Monday, July 30, 2012

Positive feedback control of E. coli RelA by its product ppGpp

ppGpp regulates numerous targets, and now we added one more: the stringent response factor RelA itself. Using an in vitro stringent response system we showed that ppGpp dramatically increases the turnover rate of RelA, both is the system where RelA is activated by the ribosomes (both naked and programmed with tRNA and mRNA) and in the system where RelA is activated by the ribosomal protein L11 alone.
Figure 1: RelA activation in the 70S-driven in vitro system upon addition of ppGpp

We did 70S and L11 tittrations and demonstrated that ppGpp increases RelA's kcat, making it a more efficient enzyme:

Figure 2. RelA activity as a function of the 70S concentration in presence and absence of ppGpp

What next? First off, we do not know where ppGpp binds and how it regulates RelA on the mechanistic level. Second, since there are at least 30 groups of the RSH proteins, we will figure out which are activated by this mechanism, and which are not. This will provide us some vital clues for understanding the computational properties of the stringent response system. Third, after this in vitro result it is instrumental to show the ppGpp-mediated activation in vivo. 
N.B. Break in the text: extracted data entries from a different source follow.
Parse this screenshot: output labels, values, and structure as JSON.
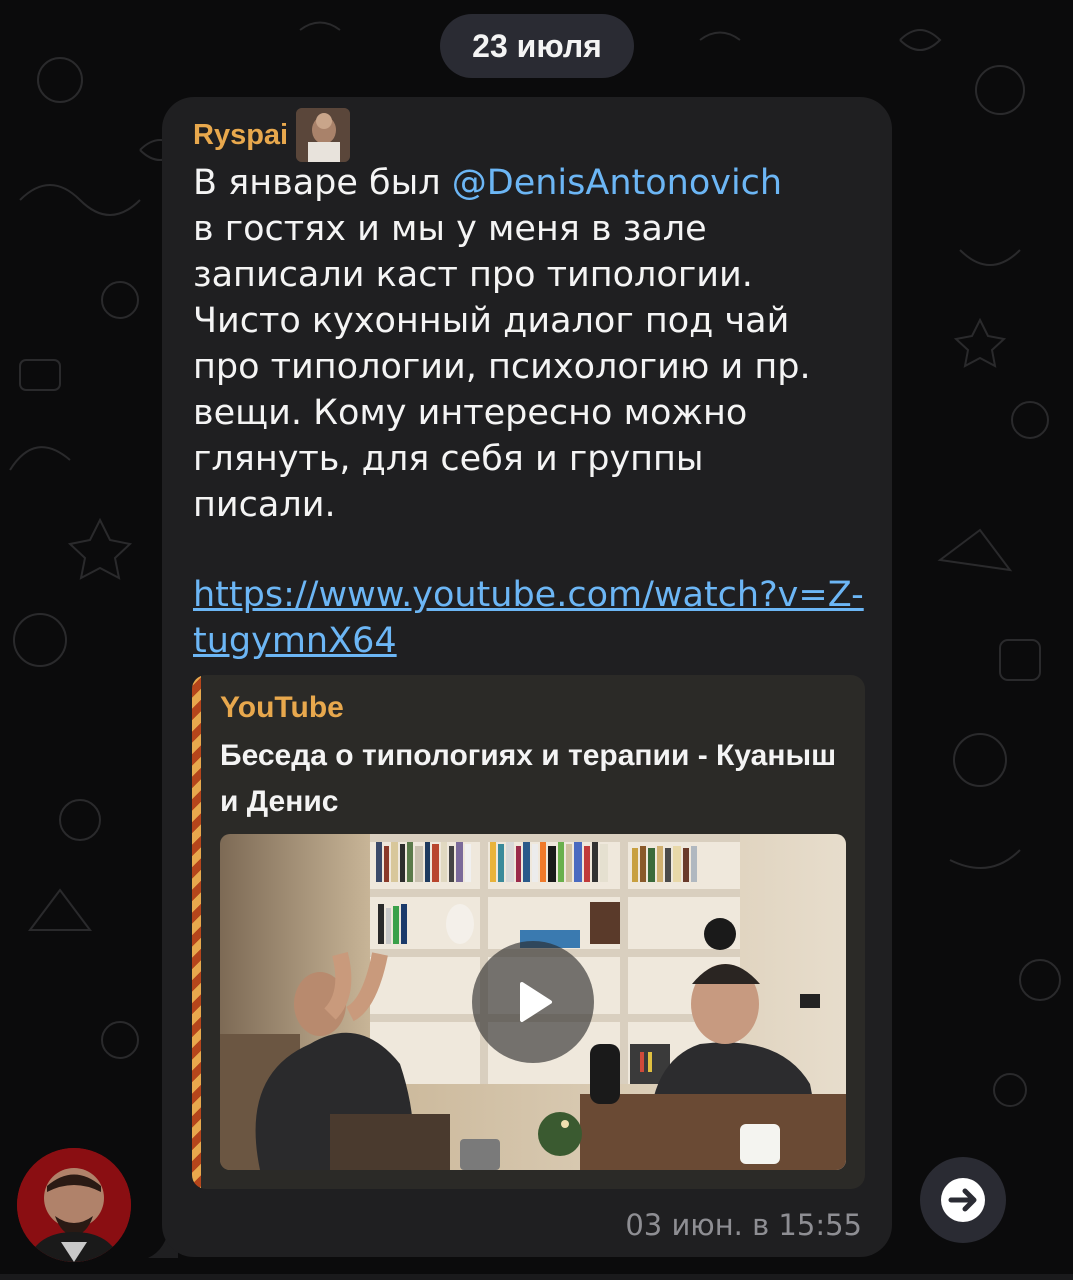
{
  "date_separator": "23 июля",
  "message": {
    "sender_name": "Ryspai",
    "text_before_mention": "В январе был ",
    "mention": "@DenisAntonovich",
    "text_after_mention": "\nв гостях и мы у меня в зале\nзаписали каст про типологии.\nЧисто кухонный диалог под чай\nпро типологии, психологию и пр.\nвещи. Кому интересно можно\nглянуть, для себя и группы\nписали.",
    "link": "https://www.youtube.com/watch?v=Z-tugymnX64",
    "timestamp": "03 июн. в 15:55"
  },
  "link_preview": {
    "site_name": "YouTube",
    "title": "Беседа о типологиях и терапии - Куаныш и Денис",
    "thumbnail_icon": "video-thumbnail",
    "play_icon": "play-icon"
  },
  "colors": {
    "background": "#0b0b0c",
    "bubble": "#1f1f21",
    "sender": "#e8a84d",
    "link": "#6cb6f5",
    "preview_accent": "#e8a84d"
  },
  "icons": {
    "share": "share-arrow-icon",
    "avatar": "user-avatar"
  }
}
PS: and now our paper got covered as a Research Highlight in Nature Chemical Biology. Yay!


Shyp et al., EMBO Reports (2012) doi: 10.1038/embor.2012.106.
PIMD: 22814757


  1. I've read your paper, and I am curious about the effect of pppGpp? Does it similarly stimulate synthesis? It appears that you have only tested tetra phosphate in your paper.

  2. Hi Jessica,

    we tried purifying pppGpp for in vitro work, but it seems rather unstable, so we dropped this direction. I would guess it will activate, but weaker - just as pppGpp has weaker effects on transcriptional regulation.